Estuve usando powertop para optimizar la batería y me puso una sugerencia sobre el WiFi y la acepte, y al reiniciar ya no tengo la interfaz wlan0 si la trato de iniciar en init.d me dice que no existe, lsmod si me muestra el módulo "iwlwifi". Que puedo hacer?

saludos y gracias.Last edited by frogstalon on Tue Feb 07, 2012 4:42 am; edited 1 time in total

----------

## esteban_conde

¿Que respuesta te dan ifconfig e iwconfig?

----------

## frogstalon

No aparece la interfaz, ni con ifconfig -a

Solo aparece lo sit0 y eth0

----------

## agdg

En ifconfig solo aparecen las interfaces que están 'levantadas'. Tal vez el problema esta en que la interface está apagada, prueba a levantarla con ifconfig nombre-interfaz up, lo normal es que sea wlan0 (ifconfig wlan0 up) pero puede ser otra.

Otra opción es usar el comando ip, el futuro sustituto de ifconfig, iwconfig... El comando ip muestra todas las interfaces disponibles independientemente de su estado.

Ejemplo de salida de ip addr show:

 *Quote:*   

> 3: br0: <BROADCAST,MULTICAST,UP,LOWER_UP> mtu 1500 qdisc noqueue state UP
> 
>     link/ether 00:25:5d:cd:4b:d1 brd ff:ff:ff:ff:ff:ff
> 
>     inet 192.168.1.20/24 brd 192.168.1.255 scope global br0

 

 *Quote:*   

> 3: br0: <BROADCAST,MULTICAST> mtu 1500 qdisc noqueue state DOWN
> 
>     link/ether 00:25:5d:cd:4b:d1 brd ff:ff:ff:ff:ff:ff
> 
>     inet 192.168.1.20/24 brd 192.168.1.255 scope global br0

 

----------

## lexming

Puede ser que powertop haya "apagado" la antena wifi mediante un rfkill.
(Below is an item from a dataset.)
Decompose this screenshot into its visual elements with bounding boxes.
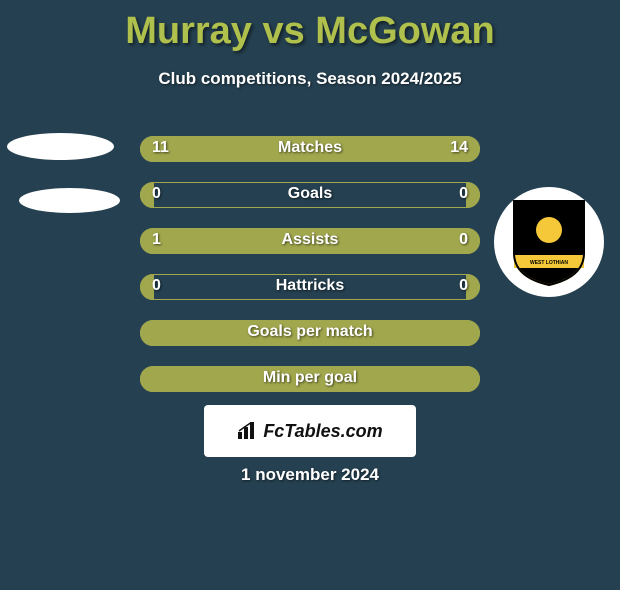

Prueba a hecharle un vistazo a los rfkills de tu sistema en /sys/class/rfkill. Puede ser que no tengas, depende de cada máquina, pero si los hay cada uno tendrá un archivo state que te indicará si el hardware correspondiente está encendido o apagado.

----------

## frogstalon

agradezco a todos sus respuestas y la intencion de ayudarme, pero empece a tener otros problemas y termine formateando de nuevo (como apenas estoy probando) no tuve problemas con volver a hacerlo  :Razz: !!

Saludos y gracias de verdad.

----------